(Washington) Le FMI a annoncé mardi une aide économique massive au Soudan, avec un allègement de dette de 50 milliards de dollars, qui consacre la sortie du pays africain de son isolement financier et politique, entamée avec le soutien de Washington après la fin de l’ère Omar El-Béchir.

Delphine TOUITOU Agence France-Presse

« Le montant attendu de l’allègement de la dette […] est de 50 milliards de dollars » sur environ trois ans, a indiqué Carol Baker, cheffe de mission du Fonds monétaire international responsable du Soudan lors d’une conférence téléphonique.

Cela représente quelque 90 % de la dette totale du Soudan.

Le processus d’allègement de la dette est désormais « irrévocable », a expliqué Mme Baker, soulignant que la vitesse à laquelle la dette de 50 milliards serait effacée dépendrait des autorités. « Cela peut être plus court, cela peut plus long », que les trois années, qui sont une moyenne, a-t-elle dit.

Cette annonce est un succès pour le premier ministre soudanais Abdallah Hamdok, arrivé au pouvoir après la chute de l’ancien président Omar el-Béchir, destitué après trente ans d’un règne sans partage, marqué par les conflits armés, une économie exsangue et de lourdes sanctions internationales.

Le gouvernement de M. Hamdok œuvrait depuis deux ans pour rétablir l’économie du pays et réintégrer Khartoum sur la scène internationale.

Carol Baker a souligné qu’en contrepartie de la réduction de la dette, les autorités se sont engagées à mettre en œuvre des réformes pour permettre « une croissance inclusive », réduire la pauvreté ou encore adopter « une bonne gouvernance ».

L’objectif est que le gouvernement gère « efficacement sa dette » et ne replonge pas dans la spirale de l’endettement.

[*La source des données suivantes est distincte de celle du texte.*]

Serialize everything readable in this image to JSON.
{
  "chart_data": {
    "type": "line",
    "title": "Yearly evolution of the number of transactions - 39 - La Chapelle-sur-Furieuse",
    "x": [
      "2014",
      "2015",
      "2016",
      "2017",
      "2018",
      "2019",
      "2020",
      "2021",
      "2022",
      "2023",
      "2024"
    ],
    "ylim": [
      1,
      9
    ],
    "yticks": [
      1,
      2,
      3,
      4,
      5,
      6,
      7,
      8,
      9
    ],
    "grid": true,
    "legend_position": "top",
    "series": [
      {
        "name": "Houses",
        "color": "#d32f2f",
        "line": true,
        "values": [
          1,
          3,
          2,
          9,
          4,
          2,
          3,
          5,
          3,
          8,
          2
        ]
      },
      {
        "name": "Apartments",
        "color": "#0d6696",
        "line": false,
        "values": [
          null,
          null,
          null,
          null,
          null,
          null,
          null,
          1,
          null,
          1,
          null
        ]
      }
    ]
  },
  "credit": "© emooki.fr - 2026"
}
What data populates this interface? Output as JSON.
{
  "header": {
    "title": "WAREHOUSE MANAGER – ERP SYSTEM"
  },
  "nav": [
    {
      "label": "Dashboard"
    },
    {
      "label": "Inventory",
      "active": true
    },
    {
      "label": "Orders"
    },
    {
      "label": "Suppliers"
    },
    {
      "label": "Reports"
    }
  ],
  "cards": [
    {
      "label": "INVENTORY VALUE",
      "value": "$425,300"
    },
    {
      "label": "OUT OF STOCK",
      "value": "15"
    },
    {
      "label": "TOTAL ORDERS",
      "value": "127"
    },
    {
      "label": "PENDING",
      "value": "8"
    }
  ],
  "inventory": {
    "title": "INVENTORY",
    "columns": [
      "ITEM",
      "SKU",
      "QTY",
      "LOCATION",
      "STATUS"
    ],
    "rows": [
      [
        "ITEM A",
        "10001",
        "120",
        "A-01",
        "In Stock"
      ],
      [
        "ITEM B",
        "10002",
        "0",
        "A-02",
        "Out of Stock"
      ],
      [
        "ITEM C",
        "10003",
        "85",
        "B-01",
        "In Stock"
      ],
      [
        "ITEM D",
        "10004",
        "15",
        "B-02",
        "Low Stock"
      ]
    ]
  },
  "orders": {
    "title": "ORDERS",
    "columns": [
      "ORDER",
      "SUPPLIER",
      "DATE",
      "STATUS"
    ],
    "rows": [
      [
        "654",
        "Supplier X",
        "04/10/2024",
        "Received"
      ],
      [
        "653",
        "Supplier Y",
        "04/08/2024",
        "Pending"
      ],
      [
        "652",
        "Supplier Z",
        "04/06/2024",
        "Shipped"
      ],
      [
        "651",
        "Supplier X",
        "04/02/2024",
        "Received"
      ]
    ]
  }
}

Les autorités devront donc s’assurer de mener notamment une bonne gestion des finances publiques.

Historique

« Aujourd’hui est un jour historique à bien des égards », a poursuivi Carol Baker, alors que le Soudan est devenu le 38e pays à rejoindre les pays pauvres bénéficiant de l’Initiative en faveur des pays pauvres très endettés (PPTE) du FMI et de la Banque mondiale.

La directrice générale du FMI Kristalina Georgieva et le président de la Banque mondiale David Malpass ont « félicité le gouvernement et le peuple soudanais pour leur travail acharné et leurs progrès vers cette étape remarquable ».

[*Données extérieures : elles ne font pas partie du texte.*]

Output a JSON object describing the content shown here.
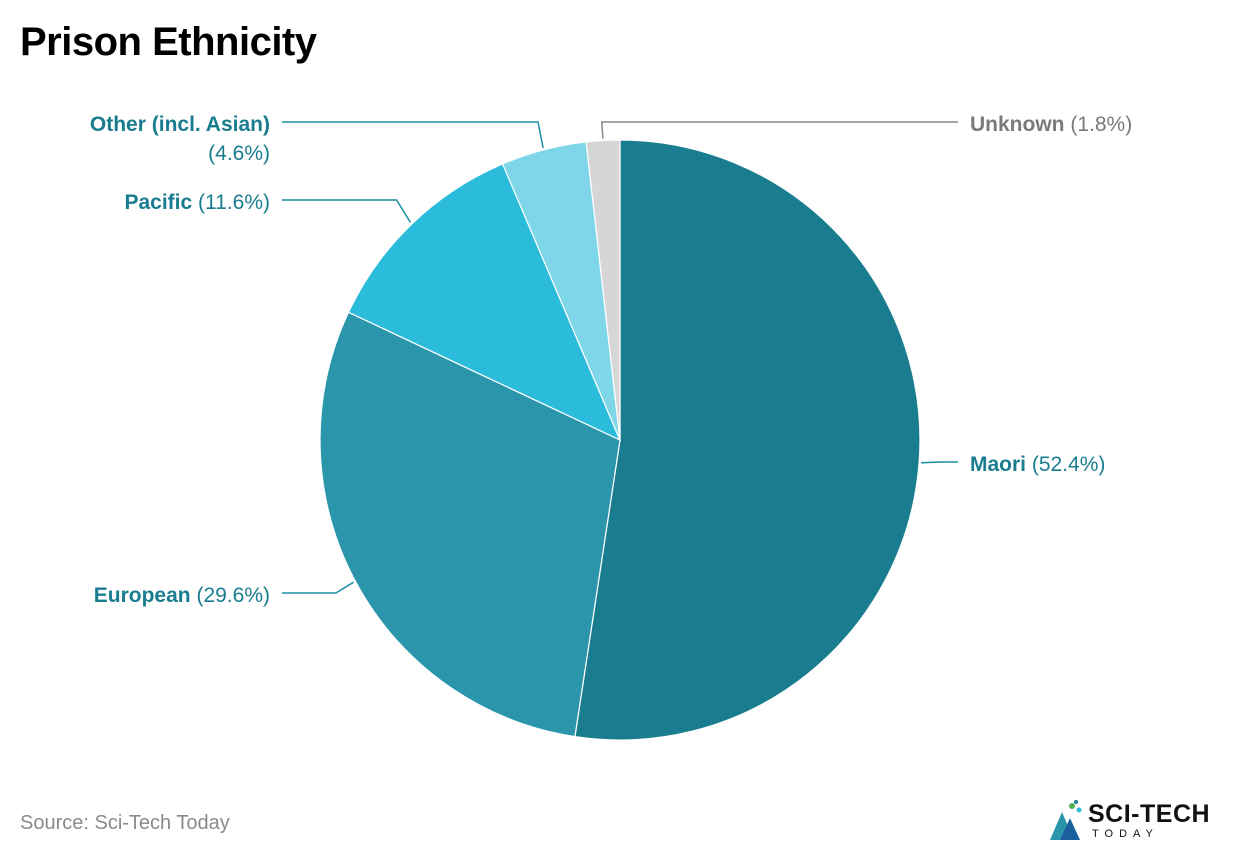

Dans le cadre de l’initiative PPTE, la dette du Soudan sera allégée de plus de 23 milliards de dollars, un montant exceptionnel, trois fois plus élevé que le précédent montant record.

D’autres initiatives d’allègement de la dette permettront d’effacer quelque 22 milliards supplémentaires.

Le FMI avait au préalable décidé d’effacer 1,4 milliard de dollars d’arriérés du Soudan.

Son conseil d’administration a en outre approuvé une aide de 2,47 milliards de dollars sur trois ans et trois mois.

« C’est un moment historique pour le Soudan et son peuple », a réagi mardi la secrétaire américaine au Trésor Janet Yellen, soulignant le rôle déterminant joué par Washington pour sortir Khartoum de l’isolement.

Les États-Unis ont en effet été un des premiers pays à soutenir la normalisation des relations du pays avec les institutions financières internationales, en accordant fin mars une aide financière au pays de 1,15 milliard de dollars.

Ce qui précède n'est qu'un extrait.